Lettre n° 6429

Par la grâce de D.ieu,
Roch ‘Hodech Mena’hem Av 5718,
Brooklyn, New York,

A l’attention du docteur Reouven Meïr,

Je vous salue et vous bénis,

J’ai bien reçu votre lettre du 23 Tamouz et je vous remercie d’avoir bien voulu me décrire l’état du malade(1). L’avis des plus grands spécialistes en la matière se trouvant ici, sur la base de plusieurs cas qui ont été traités, est le suivant. Lorsque la maladie se prolonge pendant plusieurs années et que tous les traitements s’avèrent inutiles, ceux-ci penchent pour l’opération. Bien entendu, il vous appartient de déterminer si le présent cas entre dans cette catégorie, la malade se trouvant dans l’hôpital que vous dirigez. Avec mes respects et ma bénédiction,

Conformément à l’injonction de nos Sages selon laquelle : “ vous serez irréprochables devant D.ieu et devant Israël ”, je réponds également au second point figurant dans votre lettre et à la formulation que vous employez à mon égard. Vous vous dites surpris que je veuille exercer mon influence sur un autre continent(2). Vous concluez votre lettre par : “ Israël est un pays nouveau, mais…(3) ”. Il est bien clair que mon propos n’est pas de manquer de respect à Erets Israël ni à quiconque, encore moins à des personnes que je ne connais pas. Néanmoins, le traitement de la lobotomie, qui a été mis au point ces dernières années, est nécessairement considéré d’une manière différente par les médecins, d’une année à l’autre, comme c’est, du reste, le cas pour toute réalisation scientifique, surtout s’il s’agit d’un traitement médical. Il est appliqué d’une manière différente et, plus l’on accumule de l’expérience, plus ces changements sont fondés. On peut donc penser qu’ils seront adoptés pour un certain temps. Vous devez savoir tout cela mieux que moi.

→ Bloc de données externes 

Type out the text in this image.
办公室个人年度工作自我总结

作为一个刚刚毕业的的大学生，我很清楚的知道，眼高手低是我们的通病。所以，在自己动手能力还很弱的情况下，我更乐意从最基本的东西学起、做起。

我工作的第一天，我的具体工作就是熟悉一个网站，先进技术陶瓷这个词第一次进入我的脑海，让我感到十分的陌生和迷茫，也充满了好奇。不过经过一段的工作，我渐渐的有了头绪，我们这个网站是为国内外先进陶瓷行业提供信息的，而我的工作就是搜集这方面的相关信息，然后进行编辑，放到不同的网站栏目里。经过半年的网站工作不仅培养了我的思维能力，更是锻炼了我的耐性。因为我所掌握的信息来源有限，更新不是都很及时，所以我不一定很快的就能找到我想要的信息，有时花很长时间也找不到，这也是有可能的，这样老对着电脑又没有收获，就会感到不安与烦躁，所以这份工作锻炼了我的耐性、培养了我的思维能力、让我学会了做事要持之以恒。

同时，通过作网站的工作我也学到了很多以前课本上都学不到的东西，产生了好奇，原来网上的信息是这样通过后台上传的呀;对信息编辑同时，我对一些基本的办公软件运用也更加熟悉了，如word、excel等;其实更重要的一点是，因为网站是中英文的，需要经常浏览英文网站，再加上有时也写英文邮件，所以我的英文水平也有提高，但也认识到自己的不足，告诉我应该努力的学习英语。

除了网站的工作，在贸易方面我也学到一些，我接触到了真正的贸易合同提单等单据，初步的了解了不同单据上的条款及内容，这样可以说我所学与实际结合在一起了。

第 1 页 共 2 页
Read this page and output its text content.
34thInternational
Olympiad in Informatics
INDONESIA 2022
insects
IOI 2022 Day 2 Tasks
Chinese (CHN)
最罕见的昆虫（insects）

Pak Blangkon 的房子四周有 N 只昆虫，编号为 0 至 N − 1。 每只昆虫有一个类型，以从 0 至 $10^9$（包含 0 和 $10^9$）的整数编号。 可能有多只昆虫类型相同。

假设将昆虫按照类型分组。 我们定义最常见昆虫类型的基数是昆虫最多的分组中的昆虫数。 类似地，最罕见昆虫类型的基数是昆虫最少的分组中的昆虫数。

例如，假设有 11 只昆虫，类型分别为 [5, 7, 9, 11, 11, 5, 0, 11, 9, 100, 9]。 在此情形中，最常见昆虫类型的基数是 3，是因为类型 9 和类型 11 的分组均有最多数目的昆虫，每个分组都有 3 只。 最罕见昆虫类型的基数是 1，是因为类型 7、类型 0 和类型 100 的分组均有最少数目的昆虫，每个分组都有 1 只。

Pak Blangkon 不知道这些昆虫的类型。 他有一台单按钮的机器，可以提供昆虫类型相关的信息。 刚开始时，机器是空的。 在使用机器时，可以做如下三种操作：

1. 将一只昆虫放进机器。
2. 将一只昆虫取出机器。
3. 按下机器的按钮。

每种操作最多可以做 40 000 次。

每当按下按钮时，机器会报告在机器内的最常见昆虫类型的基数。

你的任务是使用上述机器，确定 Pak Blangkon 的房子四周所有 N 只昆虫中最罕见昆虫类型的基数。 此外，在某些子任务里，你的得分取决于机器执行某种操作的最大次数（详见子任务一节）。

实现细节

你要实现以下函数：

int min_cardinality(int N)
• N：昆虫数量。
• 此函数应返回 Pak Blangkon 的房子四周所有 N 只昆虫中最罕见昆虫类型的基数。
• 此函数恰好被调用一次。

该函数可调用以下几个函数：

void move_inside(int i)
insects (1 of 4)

Il en résulte que l’on doit avoir recours à un traitement que l’on ne pourra pas modifier par la suite, par exemple à une opération, uniquement après avoir essayé toutes les autres possibilités, comme vous le faites vous-même remarquer dans votre lettre. Il faut opérer uniquement quand on ne peut faire autrement, quand il est impossible d’attendre ou de rester passif. C’est la raison pour laquelle, même aux Etats-Unis, on évite de pratiquer cette intervention. Et, après avoir suivi un patient pendant plusieurs années, on effectue une lobotomie, dans la plupart des cas, seulement quand il n’a pas été possible de le suivre comme il l’aurait fallu, par manque de moyens financiers. Après tout cela, comme vous le savez sûrement mieux que moi, y compris quand l’opération a réussi, et malgré votre affirmation selon laquelle “ tous retrouvent une vie normale ”, les cas constatés ici dans lesquels le patient retrouve une vie normale sont particulièrement rares. On peut même se demander s’il y en a eu un seul.

Je reprends votre formulation, puisque vous dites : “ je ne veux pas apporter mon appui à un crime ”. Or, une telle opération n’atteint pas uniquement le corps, mais aussi le psychisme, peut-être même la vie morale. Il y a donc bien là une forme de crime, mais, ne pouvant faire autrement, on choisit le mal sous sa forme la plus réduite. Tout ce qui vient d’être dit justifie ma position, par rapport à ce traitement, conformément aux enseignements de nos Sages, exprimés dans notre Torah, Torah de vie, selon lesquels il convient de faire tous les efforts pour sauver quelqu’un, y compris si c’est uniquement pour quelques heures. Combien plus est-ce le cas quand il s’agit d’un malade mental. En la matière, en effet, plusieurs points ne sont pas encore clairs, qu’il s’agisse des causes de la maladie et de la manière de la traiter. Bien plus, ces dernières années, on découvre souvent, en la matière, de nouveaux traitements et des changements importants interviennent. Il est donc justifié de surseoir à cette lobotomie, pour quelques temps encore, jusqu’à ce qu’il n’y ait plus du tout le choix. Vous m’excuserez de vous écrire pour m’exprimer dans un domaine qui est le vôtre. Et, que Celui Qui guérit toute chair et accomplit des merveilles vous accorde une pleine réussite en votre mission. Le mérite de ce qui concerne toute la communauté vous vient en aide.

Notes

(1) Voir la lettre n°6358.
(2) En disant s’il convient de faire cette opération ou non.
(3) Ne pensez pas que nous commettons des imprudences dans les traitements médicaux.